| In Short: | Both ridiculously hilarious and incredibly brutal; often in the same sequence. |
| Recommended: | Kind of... |
| MACHETE: | Machete don't text. |
It was rumored for quite some time after Grindhouse that Robert Rodriguez would make the hilariously awesome fake trailer for Machete into a full length film. But as incredible an opening as it made for the epic double feature, I never truly thought Rodriguez was serious. After all, much like his much more successful brethren Quentin Tarantino, he is a man who likes to talk about projects that never actually pass the development stage. However, all the talk about Machete actually turned out to be true. But was it really a wise decision to stretch the trailer into a full length feature?
After watching his wife get murdered in front of him, ex-Federale Machete (Danny Trejo) is banished out of Mexico and stuck in Texas on an illegal green card. He spends his days doing manual labour for cheap alongside other fellow exploited workers. He gets hired to kill Senator McLaughlin (Robert DeNiro), who has a plan or two about keeping the illegal Mexican workers out of the States -- but ends up getting double crossed, and left for dead. With half of Texas after him, not to mention Mexican drug lord Torrez (Steven Seagal – yes, you read that correctly), Machete seeks out his revenge.
The plot description may not sound like much, but that is only because it covers the mere basics. Much like Once Upon a Time in Mexico, Rodriguez has stuffed far too many supporting characters and even more subplots into the mix, and the film drowns as a result of it. It never seems to be able to stay on one plot thread for longer than a few minutes before it jumps onto another. It lacks a cohesive ideal, and even at its best of moments, it feels like a jumbled mess of overflowing thoughts. Some of these plotlines easily could have been saved for a sequel, a tie-in comic book series or even cut out entirely. Throwing them into the film just feels like overkill, and makes it a lot sloppier than it should be. It was marketed as being a Mexploitation flick, so why make it overly complicated and worn down?
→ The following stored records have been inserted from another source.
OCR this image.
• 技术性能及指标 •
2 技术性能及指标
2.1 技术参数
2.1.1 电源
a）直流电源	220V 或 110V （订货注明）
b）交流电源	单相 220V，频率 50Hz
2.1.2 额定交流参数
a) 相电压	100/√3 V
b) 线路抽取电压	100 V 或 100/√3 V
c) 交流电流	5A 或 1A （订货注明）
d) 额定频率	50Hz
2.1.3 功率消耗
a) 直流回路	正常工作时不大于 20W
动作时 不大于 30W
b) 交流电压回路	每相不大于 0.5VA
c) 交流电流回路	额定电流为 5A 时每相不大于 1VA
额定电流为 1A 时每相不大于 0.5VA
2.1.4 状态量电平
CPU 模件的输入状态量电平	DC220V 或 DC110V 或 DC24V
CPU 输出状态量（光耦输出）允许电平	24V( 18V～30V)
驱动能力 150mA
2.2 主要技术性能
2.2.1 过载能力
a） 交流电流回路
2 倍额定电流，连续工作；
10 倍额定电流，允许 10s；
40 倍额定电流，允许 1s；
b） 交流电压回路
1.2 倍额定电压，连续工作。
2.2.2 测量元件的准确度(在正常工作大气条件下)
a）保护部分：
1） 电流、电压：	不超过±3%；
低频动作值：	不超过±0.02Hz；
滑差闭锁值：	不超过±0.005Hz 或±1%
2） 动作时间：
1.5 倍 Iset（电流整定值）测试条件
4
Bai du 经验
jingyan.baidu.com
What makes things worse is the fact that some of these plot lines are so needless that they make a ridiculously energetic film feel incredibly boring in more than a few instances. The running time is just over 100 minutes, but it feels well over two hours. The entire scheme revolving around illegal Mexicans and how they should or should not be kept out of the United States is a good thread to latch onto, but not for an otherwise goofy genre picture like this. The movie was never meant to be serious, and to me, was always intended as a one-off, fun picture to make. Instead, Rodriguez lets it get boiled too far down into a movie with some form of political commentary, but it never sticks, or actually feels right being in the film. The trailer never suggests a political slant to the film, so it is clearly a new device of Rodriguez’s that he should have left out of the film entirely.
Another weird element is that every single shot from the original trailer from Grindhouse is in the film, whether it fits the scene or not. Some of them look okay, and have been edited in rather seamlessly alongside new footage. But other shots just have a bizarre, otherworldly look to them that blatantly make them look like they were part of something else at another point. I thought it was clever at first to include the shots, but got increasingly annoyed with how different they looked compared to the rest of the film. Their gritty, scarred up style fits the Grindhouse look, but that look is not maintained throughout the entire running time of Machete. Had it been maintained or stayed consistent, I think I would have liked that stylistic choice a whole lot more. As it is, it just does not fit and seems to react more as Rodriguez and company not having a consistent vision of what the film should look like.
For all the complaints, Machete still has a lot of good things going for it. For one, it is both ridiculously hilarious and incredibly brutal; often in the same sequence. When the film is not trying to be overly serious with its political intentions, it is taking joy in allowing Machete to dispatch his victims in the most gruesome of ways possible. Never did I think I would ever see a man use another man’s intestines as a rope to jump from one ledge to another. It is these scenes that live up to the promise of the trailer, and makes this ridiculous idea into the film it was always meant to be. But again, there is a real lack of consistency overall, and it really does hurt at every turn.
Acting-wise, there are no particular standouts, as everyone seems to be hamming it up or overacting to the point of verging on parody. Trejo, the most consistent supporting character actor working currently, is awesome as Machete, but the title character never seems to be treated like it. The ensemble aspect seems to get the best of him at most points, and he never really gets to shine as an actual actor, as opposed to a glorified bad ass. Special props go to both Jeff Fahey and Don Johnson, who shine as they gleefully overact their way through the film.
In parts, Machete is an awesome experience for anyone who always wished the fake trailer would become a real movie. As a final cohesive product, the film has way too many characters and ideas. It is this lack of consistency, that easily could have been fixed, that is the real disappointment.